Running time: 99 minutes. Starring: Mark Wahlberg, Mila Kunis, Beau Bridges, Chris “Ludacris” Bridges, Amaury Nolasco, Olga Kurylenko, Donal Logue, Marianthi Evans. Director: John Moore.

“I DON’T believe in heaven. I believe in pain, I believe in fear, I believe in death,” growls the titular, gun-toting hero in voiceover at the beginning of John Moore's tiresome video game-to-movie adaptation.

Audiences will certainly believe in pain — and boredom and frustration — as the vengeance-seeking cop plods wearily through a plot that straddles reality and drug-induced fantasy on the crime-riddled streets of New York City.

First-time screenwriter Beau Thorne sketches a familiar tale of murder and redemption without any of the excitement or relentless, adrenaline-pumping action of the small screen source material.

He opens with the supposed drowning of the main protagonist then flashes back one week to chart events leading up to Max's tumble into the frozen water.

The twists, if they can be called that, are signposted so far in advance, it becomes laughable that characters can't see what is staring them in their blank faces.

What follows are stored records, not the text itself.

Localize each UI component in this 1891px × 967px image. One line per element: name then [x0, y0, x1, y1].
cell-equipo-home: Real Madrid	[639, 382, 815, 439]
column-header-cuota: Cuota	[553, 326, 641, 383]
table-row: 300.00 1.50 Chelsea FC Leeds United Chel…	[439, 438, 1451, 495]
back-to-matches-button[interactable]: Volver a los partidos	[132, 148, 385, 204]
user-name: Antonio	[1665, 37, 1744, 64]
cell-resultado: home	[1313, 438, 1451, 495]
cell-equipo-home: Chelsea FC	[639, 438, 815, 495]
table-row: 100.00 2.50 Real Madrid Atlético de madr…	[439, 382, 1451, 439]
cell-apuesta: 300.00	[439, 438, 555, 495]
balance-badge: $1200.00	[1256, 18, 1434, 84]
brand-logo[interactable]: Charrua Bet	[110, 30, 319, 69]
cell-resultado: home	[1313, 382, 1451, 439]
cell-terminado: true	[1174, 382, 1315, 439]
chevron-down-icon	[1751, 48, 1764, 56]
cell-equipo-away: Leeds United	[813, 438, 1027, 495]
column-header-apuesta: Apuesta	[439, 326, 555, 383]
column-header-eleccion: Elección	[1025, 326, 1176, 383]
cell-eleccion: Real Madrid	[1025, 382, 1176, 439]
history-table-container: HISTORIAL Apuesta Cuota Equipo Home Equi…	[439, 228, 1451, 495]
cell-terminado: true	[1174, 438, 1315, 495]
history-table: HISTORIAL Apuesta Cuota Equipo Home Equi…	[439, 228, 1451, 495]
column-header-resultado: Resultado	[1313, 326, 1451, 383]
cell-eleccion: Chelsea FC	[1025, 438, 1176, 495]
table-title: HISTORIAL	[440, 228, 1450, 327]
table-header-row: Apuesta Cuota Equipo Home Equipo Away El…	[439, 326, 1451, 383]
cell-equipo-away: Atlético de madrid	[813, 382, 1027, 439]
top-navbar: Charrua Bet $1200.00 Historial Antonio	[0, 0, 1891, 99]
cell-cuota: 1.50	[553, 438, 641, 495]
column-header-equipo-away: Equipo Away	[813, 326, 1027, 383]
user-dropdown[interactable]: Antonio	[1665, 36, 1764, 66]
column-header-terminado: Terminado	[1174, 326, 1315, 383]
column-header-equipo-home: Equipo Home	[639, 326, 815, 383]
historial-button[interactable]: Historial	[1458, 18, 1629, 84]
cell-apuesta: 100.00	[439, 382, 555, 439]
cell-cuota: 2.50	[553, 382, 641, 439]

Mark Wahlberg (left) is inexpressive as the eponymous good cop on a mission, shooting first and thinking later, if at all, as Moore's film builds to a lacklustre final showdown.

Fans of the Max Payne games will recognize characters and certain plot elements..

The film also employs the slow motion bullet time effect, which was a key factor of the video game's appeal, bending time and the laws of physics to achieve the most visually arresting results.

However, Moore's film is a poor substitute for the visceral slam-bang that comes from grabbing a controller and taking charge of the hero yourself.

We don’t feel engaged with any of the characters, nor do we sense Max's simmering rage over the slaughter of his family.

Supernatural elements drawn from Norse mythology necessitate a blitzkrieg of computer generated special effects which provide a welcome respite from the eternal gloom of the cinematography.